Greg Clark

Urbanist

I’d like to begin this month’s column by asking a question. How could it be that cities with broadly comparable attributes enjoy varying levels of success on the global stage?

Take two cities with apparently similar fundamentals: population size, geographic advantages and disadvantages, business climate and overarching national contexts. What could cause such seemingly evenly matched cities to enjoy varying fortunes in the global race for talent and investment? What are the hidden factors behind the hard facts that could explain the disparity?

It could be explained by the manner in which cities present themselves to the world. Some are simply better known and more celebrated than others. These cities – think London, Paris, New York – have successfully carved out a place for themselves in the popular imagination. They have, in effect, written their own legend. Of course, the legend is not based solely in fiction: these cities have been observed to be good at certain things, consistently over time. But often they have also invested in their reputation to the degree that, when they do tell their story, it is doubly believable. Any inspiring embellishments about what they are and what they offer are taken in good faith; they have earned the benefit of the doubt.

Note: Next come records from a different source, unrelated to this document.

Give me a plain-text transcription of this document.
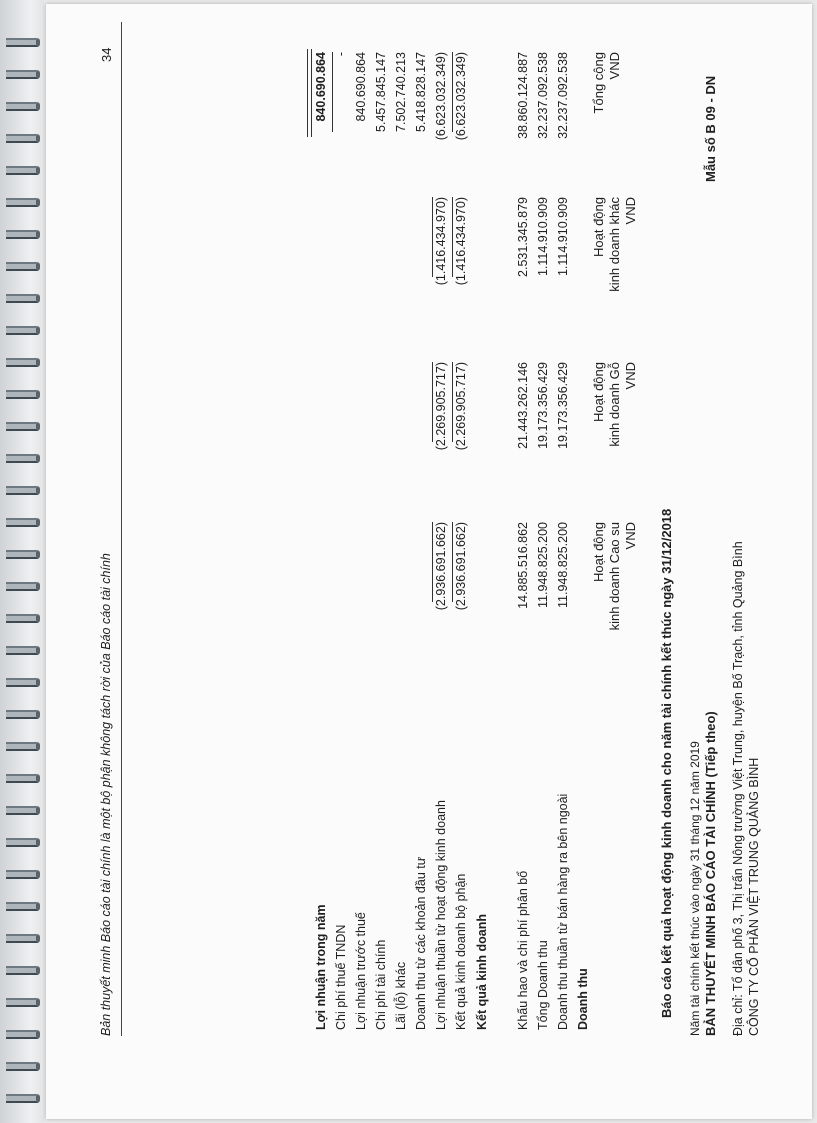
CÔNG TY CỔ PHẦN VIỆT TRUNG QUẢNG BÌNH
Địa chỉ: Tổ dân phố 3, Thị trấn Nông trường Việt Trung, huyện Bố Trạch, tỉnh Quảng Bình
BẢN THUYẾT MINH BÁO CÁO TÀI CHÍNH (Tiếp theo)
Năm tài chính kết thúc vào ngày 31 tháng 12 năm 2019
Mẫu số B 09 - DN
Báo cáo kết quả hoạt động kinh doanh cho năm tài chính kết thúc ngày 31/12/2018
Hoạt động kinh doanh Cao su VND
Hoạt động kinh doanh Gỗ VND
Hoạt động kinh doanh khác VND
Tổng cộng VND
Doanh thu
Doanh thu thuần từ bán hàng ra bên ngoài
11.948.825.200
19.173.356.429
1.114.910.909
32.237.092.538
Tổng Doanh thu
11.948.825.200
19.173.356.429
1.114.910.909
32.237.092.538
Khấu hao và chi phí phân bổ
14.885.516.862
21.443.262.146
2.531.345.879
38.860.124.887
Kết quả kinh doanh
Kết quả kinh doanh bộ phận
(2.936.691.662)
(2.269.905.717)
(1.416.434.970)
(6.623.032.349)
Lợi nhuận thuần từ hoạt động kinh doanh
(2.936.691.662)
(2.269.905.717)
(1.416.434.970)
(6.623.032.349)
Doanh thu từ các khoản đầu tư
5.418.828.147
Lãi (lỗ) khác
7.502.740.213
Chi phí tài chính
5.457.845.147
Lợi nhuận trước thuế
840.690.864
Chi phí thuế TNDN
-
Lợi nhuận trong năm
840.690.864
Bản thuyết minh Báo cáo tài chính là một bộ phận không tách rời của Báo cáo tài chính
34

Another explanation might be that certain cities have been better able to harness a spirit of invention than others. By design or happenstance local people and businesses have done things differently, been successful, and achieved competitive advantages as a result. As inventive people tend to seek environments conducive to creativity, such cities’ track records of success often ensure that their success can perpetuate. We might look to Barcelona in the 1990’s for an example of how this virtuous circle can work. There, urban regeneration schemes linked to the 1992 Olympics used individual neighbourhoods, in all their quirky uniqueness, to narrate the city’s story. This emphasis on giving grassroots culture a voice set the place apart; to this day, it remains a premier destination for inspired young artists and designers. We witness a similar phenomenon today in Copenhagen. The Danish capital, having committed to becoming the world’s first carbon neutral metropolis, has become a magnet for the brightest minds in the field of sustainability.

“In Barcelona, urban regeneration schemes linked to the 1992 Olympics used individual neighbourhoods, in all their quirky uniqueness, to narrate the city’s story. This emphasis on giving grassroots culture a voice set the place apart; to this day, it remains a premier destination for inspired young artists and designers. ”

A third explanation could be that some cities simply enjoy greater levels of self-confidence on the world stage. Bolder in their ambitions and appetite, sharper in their vision for the future, and exceptionally steadfast in the face of crisis and adversity, these places punch above their weight. They talk-the-talk and walk-the-walk.

In a nutshell, we might label these three factors communication, innovation and motivation. While distinct, they are not unrelated. When you boil them down, all three are, in fact, the product of good leadership and strong governance. The report Readiness, Resilience and Responsibility: City Governance and Real Estate in a Post-COVID World, released by JLL and The Business of Cities, investigates this issue in nuanced detail.

The authors lay out seven “habits” of good governance. These are:

  • Political consensus and continuity – the gift, in these increasingly polarised times, of maintaining, even strengthening, civic consensus
  • Metropolitan management – the ability to manage growth evenly and at ‘whole city’ level
  • Fiscal capacity – or the capacity to attract public investment in priority projects such as infrastructure, housing and liveability
  • Instruments to optimise land and infrastructure – speed and flexibility in the use of land and real estate
  • Vision and appetite for the future – a thirst for success, especially apparent in times of crisis and setback
  • Commercial readiness and agility – including a transparent regulatory environment
  • Brand and story – the willingness to build and trade upon a global reputation

The report also differentiates between a city’s “hard” powers – i.e. the freedom to legislate and raise finance – and “soft” powers, which might be better described as instincts or persuasions. Those that are strong on both fronts are described as “conductors”. They are an elite band, small in number and outsized in influence. Then there are those that are weak in both – “contingents” in the parlance of the report. In between are the “can-doers” (weak hard powers, strong soft powers) and the “commanders” (strong hard powers, weak soft). One ought not assume that any of the four leadership types are necessarily better or worse than the others; there are advantages and drawbacks to each. The key is to understand where those advantages lie and maximise them; each city must play to its own strengths, not those of its competitive neighbours.

What is interesting for me is how they do this. The report focuses mainly on what all of this means for real estate investors, and I highly recommend that you seek it out. But there are wider questions to be asked, not least regarding how cities might be emboldened or enfeebled by the experience of COVID-19.

It is no exaggeration to say that the world desperately needs cities to re-find their feet as quickly as possible. They are the places into which we have funnelled our hopes and aspirations – not to mention significant levels of investment – as the world has urbanised. Experience tells us that similar fundamentals do not guarantee similar outcomes, and this is as true in the field of pandemic recovery as any other. While it is still too soon to sort the winners from the losers, we can be sure that winners and losers will, over time, emerge. The good governance dividend is very real. We will see it redeemed as the aftereffects of the pandemic reconfigure the map of strategically influential cities.